Confira a entrevista:

 

Com conformidade ela não se deixou levar pelo coitadismo. No início, Regina questionava o porquê passava por aquilo, mas a fé e a resignação fez com que a funcionária pública aceitasse o momento e mudasse a pergunta. “Para que eu? Para que essa doença veio na minha vida?” Conta.

Tratamento

A acupuntura é uma técnica chinesa que se resume na aplicação de agulhas em pontos definidos. Essa técnica ajudou Regina a superar os efeitos colaterais provocados pela medicação da quimioterapia. Para ela, o resultado do efeito terapêutico amenizava as consequências que a ingestão dos medicamentos provoca no organismo da pessoa com câncer. “A cada quimioterapia, eu renascia.”

Autoestima

Ela relata ter descoberto uma nova mulher no seu interior e contou que a dança do ventre e o apoio das dançarinas fez com que ela se sentisse acolhida.
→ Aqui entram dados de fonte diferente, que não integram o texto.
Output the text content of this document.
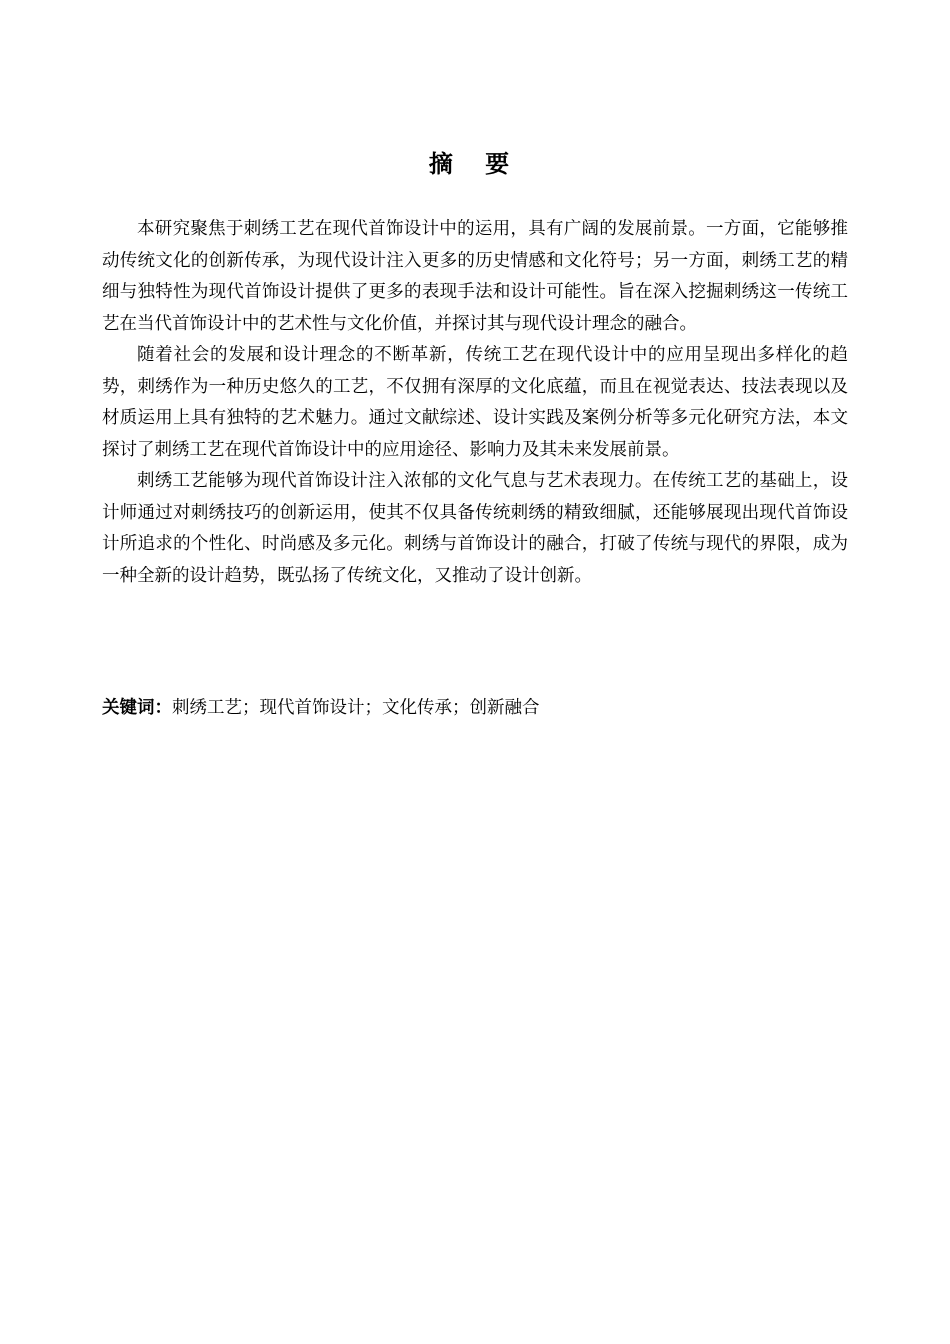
摘 要

本研究聚焦于刺绣工艺在现代首饰设计中的运用，具有广阔的发展前景。一方面，它能够推动传统文化的创新传承，为现代设计注入更多的历史情感和文化符号；另一方面，刺绣工艺的精细与独特性为现代首饰设计提供了更多的表现手法和设计可能性。旨在深入挖掘刺绣这一传统工艺在当代首饰设计中的艺术性与文化价值，并探讨其与现代设计理念的融合。

随着社会的发展和设计理念的不断革新，传统工艺在现代设计中的应用呈现出多样化的趋势，刺绣作为一种历史悠久的工艺，不仅拥有深厚的文化底蕴，而且在视觉表达、技法表现以及材质运用上具有独特的艺术魅力。通过文献综述、设计实践及案例分析等多元化研究方法，本文探讨了刺绣工艺在现代首饰设计中的应用途径、影响力及其未来发展前景。

刺绣工艺能够为现代首饰设计注入浓郁的文化气息与艺术表现力。在传统工艺的基础上，设计师通过对刺绣技巧的创新运用，使其不仅具备传统刺绣的精致细腻，还能够展现出现代首饰设计所追求的个性化、时尚感及多元化。刺绣与首饰设计的融合，打破了传统与现代的界限，成为一种全新的设计趋势，既弘扬了传统文化，又推动了设计创新。

关键词：刺绣工艺；现代首饰设计；文化传承；创新融合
Regina foi idealizadora do projeto que arrecada lenços para a Rede Feminina de Combate ao Câncer (Foto: Arquivo Pessoal)
Regina foi idealizadora do projeto que arrecada lenços para a Rede Feminina de Combate ao Câncer (Foto: Arquivo Pessoal)

“No momento em que a gente perde cabelo, perde a sobrancelha, o rosto fica completamente diferente. A aula de dança do ventre foi o que me ajudou a encontrar o meu sagrado feminino”, lembra.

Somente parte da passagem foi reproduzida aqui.